Logistic regression

Logistic regression can be used to estimate the probability of response based on one or more variables or features. It can be used to predict categorical response with multiple levels, but the post here focuses on binary response which we can call it binary logistic models. It will only take two kinds of responses, such as fail/pass, 0 or 1.

Logistic regression
Binary logistic regression from Scikit-learn
1. linear_model.LogisticRegression
2. Classification and prediction boundary
Binary logistic regression from scratch
Reference

Logistic regression takes the form of a logistic function with a sigmoid curve. The logistic function can be written as: $P(X)={\frac{1}{1+e^{-(\beta _{0}+\beta _{1}x_{1}+ \beta _{2}x_{2}+..)}}}$ where P(X) is probability of response equals to 1, $P(y=1)$ .

The post has two parts:

use Sk-Learn function directly
coding logistic regression prediction from scratch

Binary logistic regression from Scikit-learn

linear_model.LogisticRegression

Sk-Learn is a machine learning library in Python, built on Numpy, Scipy and Matplotlib. The post will use function linear_model.LogisticRegression from Sk-learn.

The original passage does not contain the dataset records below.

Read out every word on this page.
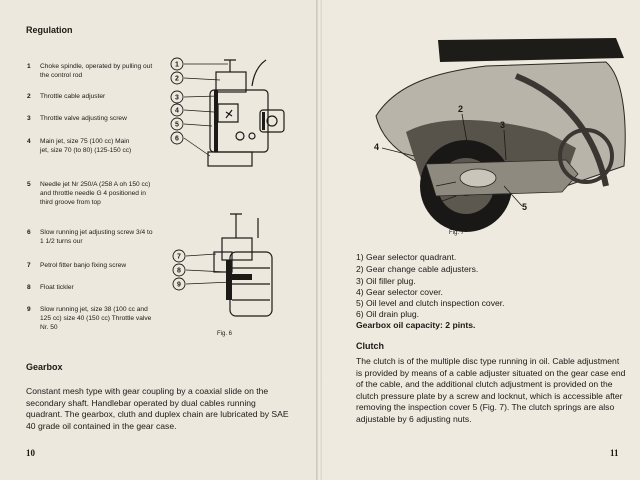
Regulation
1 Choke spindle, operated by pulling out the control rod
2 Throttle cable adjuster
3 Throttle valve adjusting screw
4 Main jet, size 75 (100 cc) Main jet, size 70 (to 80) (125-150 cc)
5 Needle jet Nr 250/A (258 A oh 150 cc) and throttle needle G 4 positioned in third groove from top
6 Slow running jet adjusting screw 3/4 to 1 1/2 turns our
7 Petrol fitter banjo fixing screw
8 Float tickler
9 Slow running jet, size 38 (100 cc and 125 cc) size 40 (150 cc) Throttle valve Nr. 50
1
2
3
4
5
6
7
8
9
Fig. 6
Gearbox
Constant mesh type with gear coupling by a coaxial slide on the secondary shaft. Handlebar operated by dual cables running quadrant. The gearbox, cluth and duplex chain are lubricated by SAE 40 grade oil contained in the gear case.
10
1
2
3
4
5
6
Fig. 7
1) Gear selector quadrant.
2) Gear change cable adjusters.
3) Oil filler plug.
4) Gear selector cover.
5) Oil level and clutch inspection cover.
6) Oil drain plug.
Gearbox oil capacity: 2 pints.
Clutch
The clutch is of the multiple disc type running in oil. Cable adjustment is provided by means of a cable adjuster situated on the gear case end of the cable, and the additional clutch adjustment is provided on the clutch pressure plate by a screw and locknut, which is accessible after removing the inspection cover 5 (Fig. 7). The clutch springs are also adjustable by 6 adjusting nuts.
11
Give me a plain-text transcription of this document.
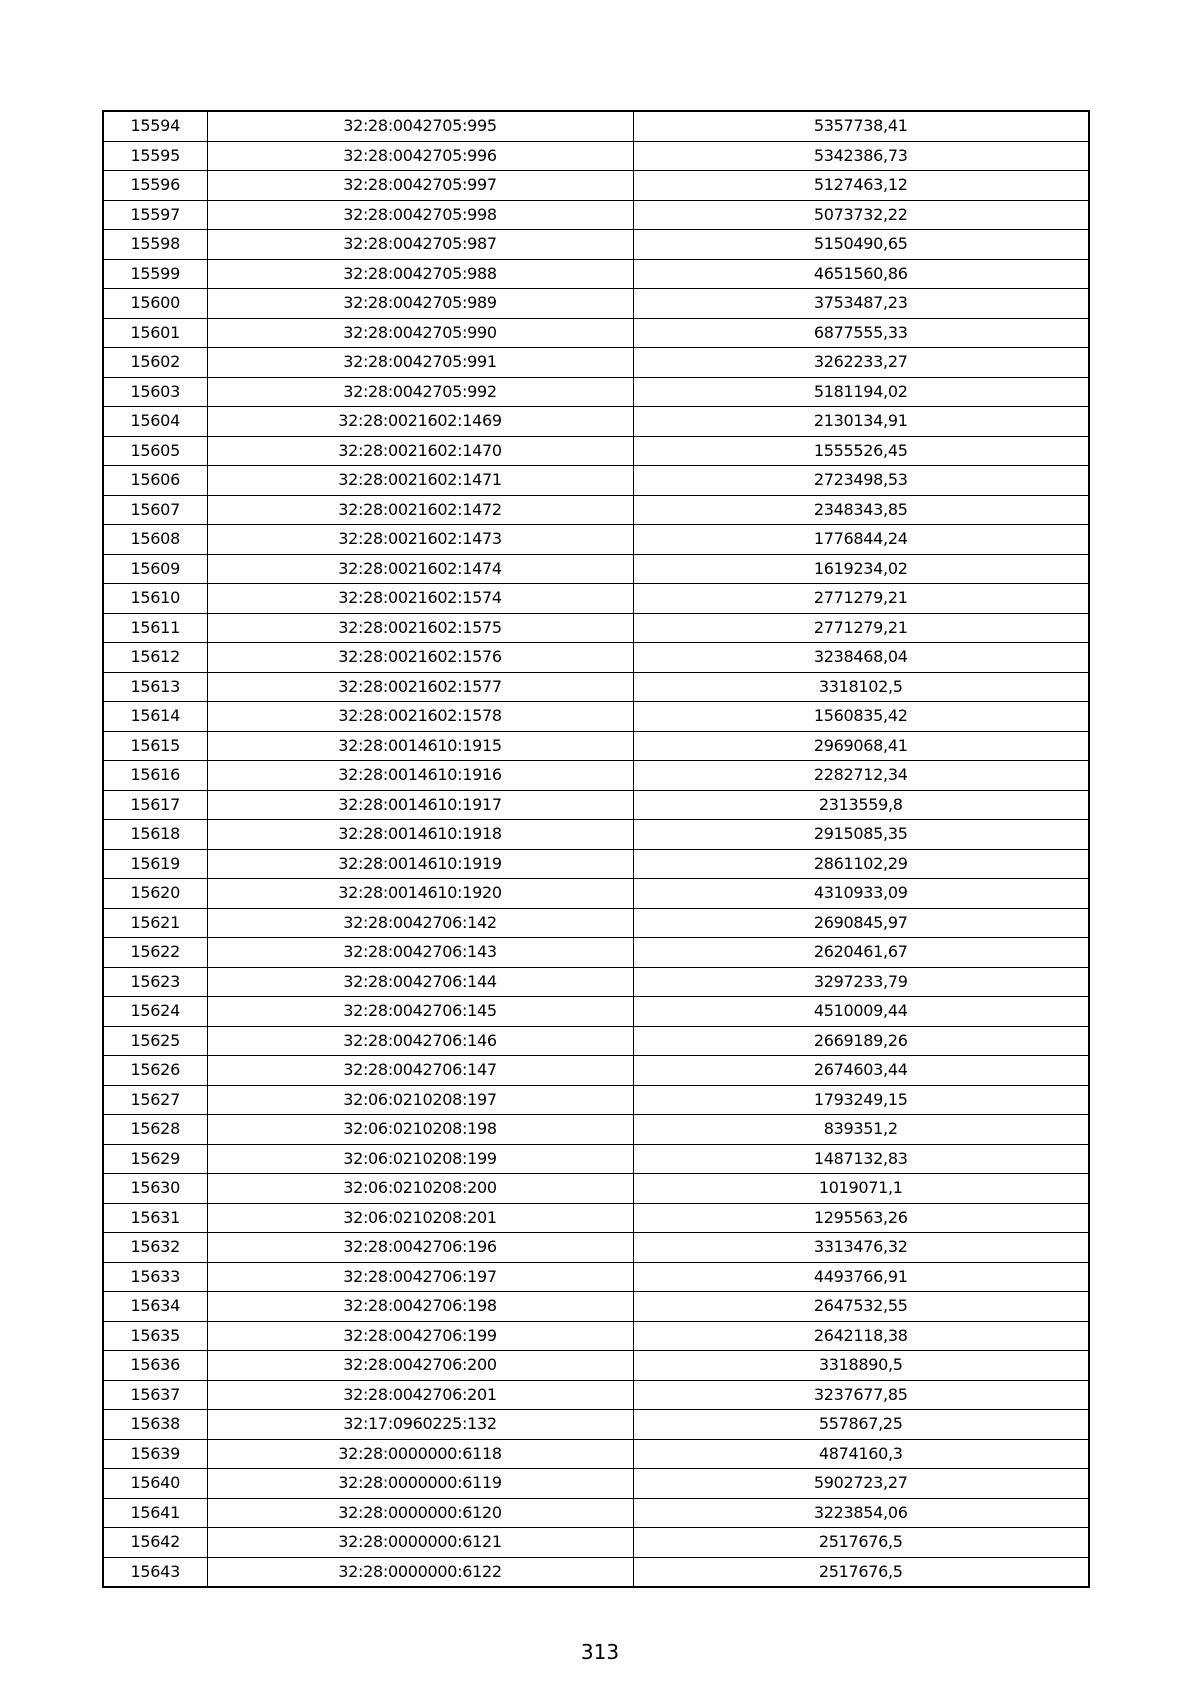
15594	32:28:0042705:995	5357738,41
15595	32:28:0042705:996	5342386,73
15596	32:28:0042705:997	5127463,12
15597	32:28:0042705:998	5073732,22
15598	32:28:0042705:987	5150490,65
15599	32:28:0042705:988	4651560,86
15600	32:28:0042705:989	3753487,23
15601	32:28:0042705:990	6877555,33
15602	32:28:0042705:991	3262233,27
15603	32:28:0042705:992	5181194,02
15604	32:28:0021602:1469	2130134,91
15605	32:28:0021602:1470	1555526,45
15606	32:28:0021602:1471	2723498,53
15607	32:28:0021602:1472	2348343,85
15608	32:28:0021602:1473	1776844,24
15609	32:28:0021602:1474	1619234,02
15610	32:28:0021602:1574	2771279,21
15611	32:28:0021602:1575	2771279,21
15612	32:28:0021602:1576	3238468,04
15613	32:28:0021602:1577	3318102,5
15614	32:28:0021602:1578	1560835,42
15615	32:28:0014610:1915	2969068,41
15616	32:28:0014610:1916	2282712,34
15617	32:28:0014610:1917	2313559,8
15618	32:28:0014610:1918	2915085,35
15619	32:28:0014610:1919	2861102,29
15620	32:28:0014610:1920	4310933,09
15621	32:28:0042706:142	2690845,97
15622	32:28:0042706:143	2620461,67
15623	32:28:0042706:144	3297233,79
15624	32:28:0042706:145	4510009,44
15625	32:28:0042706:146	2669189,26
15626	32:28:0042706:147	2674603,44
15627	32:06:0210208:197	1793249,15
15628	32:06:0210208:198	839351,2
15629	32:06:0210208:199	1487132,83
15630	32:06:0210208:200	1019071,1
15631	32:06:0210208:201	1295563,26
15632	32:28:0042706:196	3313476,32
15633	32:28:0042706:197	4493766,91
15634	32:28:0042706:198	2647532,55
15635	32:28:0042706:199	2642118,38
15636	32:28:0042706:200	3318890,5
15637	32:28:0042706:201	3237677,85
15638	32:17:0960225:132	557867,25
15639	32:28:0000000:6118	4874160,3
15640	32:28:0000000:6119	5902723,27
15641	32:28:0000000:6120	3223854,06
15642	32:28:0000000:6121	2517676,5
15643	32:28:0000000:6122	2517676,5
313
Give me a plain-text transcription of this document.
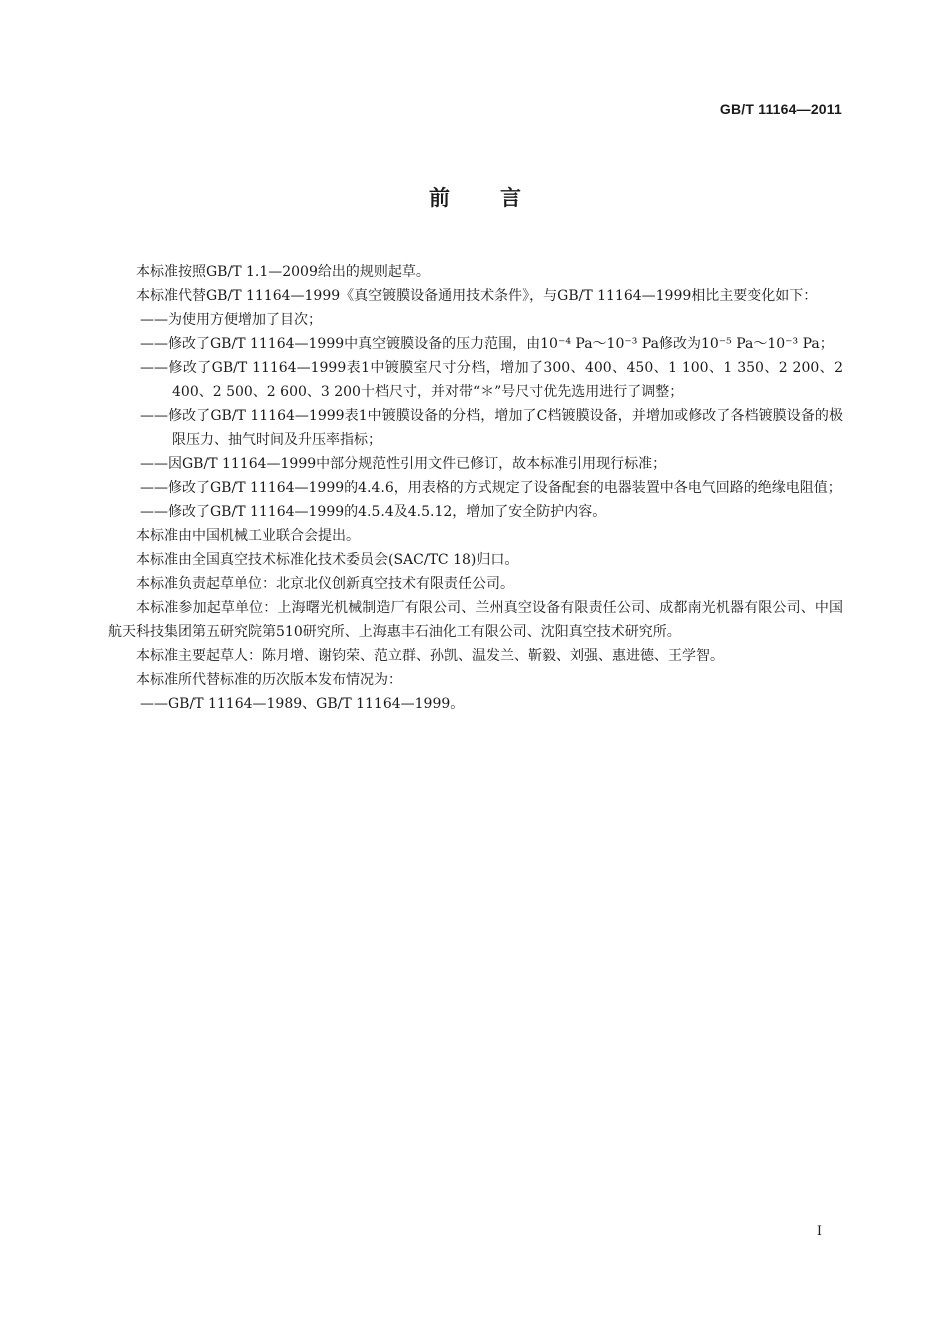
GB/T 11164—2011
前言

本标准按照GB/T 1.1—2009给出的规则起草。

本标准代替GB/T 11164—1999《真空镀膜设备通用技术条件》，与GB/T 11164—1999相比主要变化如下：

——为使用方便增加了目次；

——修改了GB/T 11164—1999中真空镀膜设备的压力范围，由10⁻⁴ Pa～10⁻³ Pa修改为10⁻⁵ Pa～10⁻³ Pa；

——修改了GB/T 11164—1999表1中镀膜室尺寸分档，增加了300、400、450、1 100、1 350、2 200、2 400、2 500、2 600、3 200十档尺寸，并对带“＊”号尺寸优先选用进行了调整；

——修改了GB/T 11164—1999表1中镀膜设备的分档，增加了C档镀膜设备，并增加或修改了各档镀膜设备的极限压力、抽气时间及升压率指标；

——因GB/T 11164—1999中部分规范性引用文件已修订，故本标准引用现行标准；

——修改了GB/T 11164—1999的4.4.6，用表格的方式规定了设备配套的电器装置中各电气回路的绝缘电阻值；

——修改了GB/T 11164—1999的4.5.4及4.5.12，增加了安全防护内容。

本标准由中国机械工业联合会提出。

本标准由全国真空技术标准化技术委员会(SAC/TC 18)归口。

本标准负责起草单位：北京北仪创新真空技术有限责任公司。

本标准参加起草单位：上海曙光机械制造厂有限公司、兰州真空设备有限责任公司、成都南光机器有限公司、中国航天科技集团第五研究院第510研究所、上海惠丰石油化工有限公司、沈阳真空技术研究所。

本标准主要起草人：陈月增、谢钧荣、范立群、孙凯、温发兰、靳毅、刘强、惠进德、王学智。

本标准所代替标准的历次版本发布情况为：

——GB/T 11164—1989、GB/T 11164—1999。

I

We will first simulate a dataset using bi-variate (two variables) normal distribution:

import matplotlib
import numpy as np
import matplotlib.pyplot as plt
%matplotlib inline
matplotlib.rcParams['figure.figsize'] = (10.0, 6.0)

np.random.seed(3)
num_pos = 5000

# Bivariate normal distribution mean [0, 0] [0.5, 4], with a covariance matrix
subset1 = np.random.multivariate_normal([0, 0], [[1, 0.6],[0.6, 1]], num_pos)
subset2 = np.random.multivariate_normal([0.5, 4], [[1, 0.6],[0.6, 1]], num_pos)

dataset = np.vstack((subset1, subset2))
labels = np.hstack((np.zeros(num_pos), np.ones(num_pos)))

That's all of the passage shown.